A interrogação surge-me a torto e a direito sempre que vislumbro ou vejo cozinheiro e também cozinheira envergando trajes pretos. O cozinheiro irrompe vindo da cozinha com um arremedo de toque na cabeça qual pirata das Caraíbas na época dos felibusteiros, corroborada por o jaleco também ser negro, não faltando adereços de pedantismo só faltando as tíbias e a caveira para compor o ramalhete.
Esta atracção pela cor preta não entronca em motivações estéticas ou psicanalíticas, entendo-a na perspectiva de ocultação de nódoas de modo a poupança de gastos em sabão e água na lavagem das vestimentas enodoadas. O sábio cozinheiro Scappi (século XVI) escreveu sobre o traje do pessoal a trabalhar nas cozinhas, os seus deveres no tocante a higiene pessoal, os mesmo fizeram outros eminentes preparadores de comida desde a Antiguidade Clássica. Se o leitor puder tempo e tiver ao seu alcance um dicionário de cozinha ficará a saber as causas de a cor branca (limpeza e pureza) lograr a plena aceitação de reputados cozinheiros de todo o Mundo (Carême, Escofier, dois nomes eternos nesta matéria) preferirem o branco até à invasão do negro cor das fardas dos famigerados kamikazes.
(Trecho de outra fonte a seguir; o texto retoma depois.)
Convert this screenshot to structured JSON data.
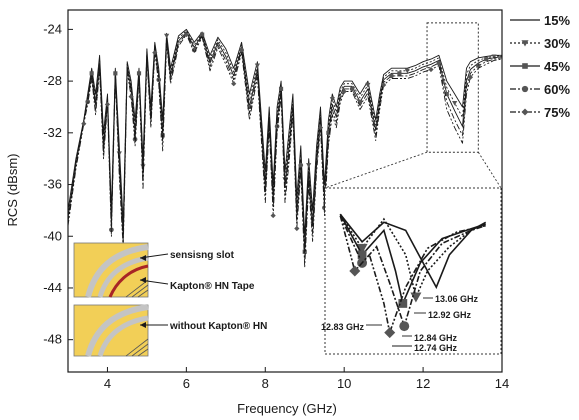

O leitor desconfie de dicionários ilustrados no título, completamente omissos na inserção de imagens a exemplificarem técnicas de execução, para lá de produtos e personalidades representativas das artes culinárias e afins.
Eu não sei se por efeitos de mimetismo o uso das vestes dos piratas aliado o lucro de tempo e dinheiro no encobrimento dos pingos, côdeas e outras anomalias capazes de obrigarem os clientes a evidenciarem repulsa pelo visto irá persistir muito mais tempo, no entanto, haja o que houver, aconteça o que acontecer, a minha aversão à fantasia pictórica na indumentária dos cozinheiros fica lavrada, mais uma vez, não porque esteja influenciado pela mensagem do detergente OMO, sim porque unhas de luto, passagem das mãos pelo cabelo, cabelos casposos a depositarem excrescências no ombros, retiradas ostensivas de macacos nos narizes sem a subsequente lacagem das mãos, pura e simplesmente, não devem existir, o mesmo se aplica aos panos de cozinha, panos sim, rodilhos não.
Pode-se objectar contra este texto brandindo os normativos regulamentares sobre esta matéria, a educação higiénica dos profissionais da cozinha na restauração e hotelaria, a multiplicidade de produtos destinados a reforçarem e a tornarem reluzentes as cozinhas e espaços correlativos, tudo isso é verdade, porém, não indo mais longe do século XX, lembro o iconoclasta livro Cozinha Confidencial do malogrado cozinheiro e embaixador culinário Anthony Bourdain. Grande apreciador dos comeres portugueses Bourdain foi vítima do seu próprio êxito e prazer imitando Manuel Vasquez Montálban, e Santi Santamaria.
Espero o regresso de cozinheiros envergando roupa alva e de boa qualidade. Toque a condizer.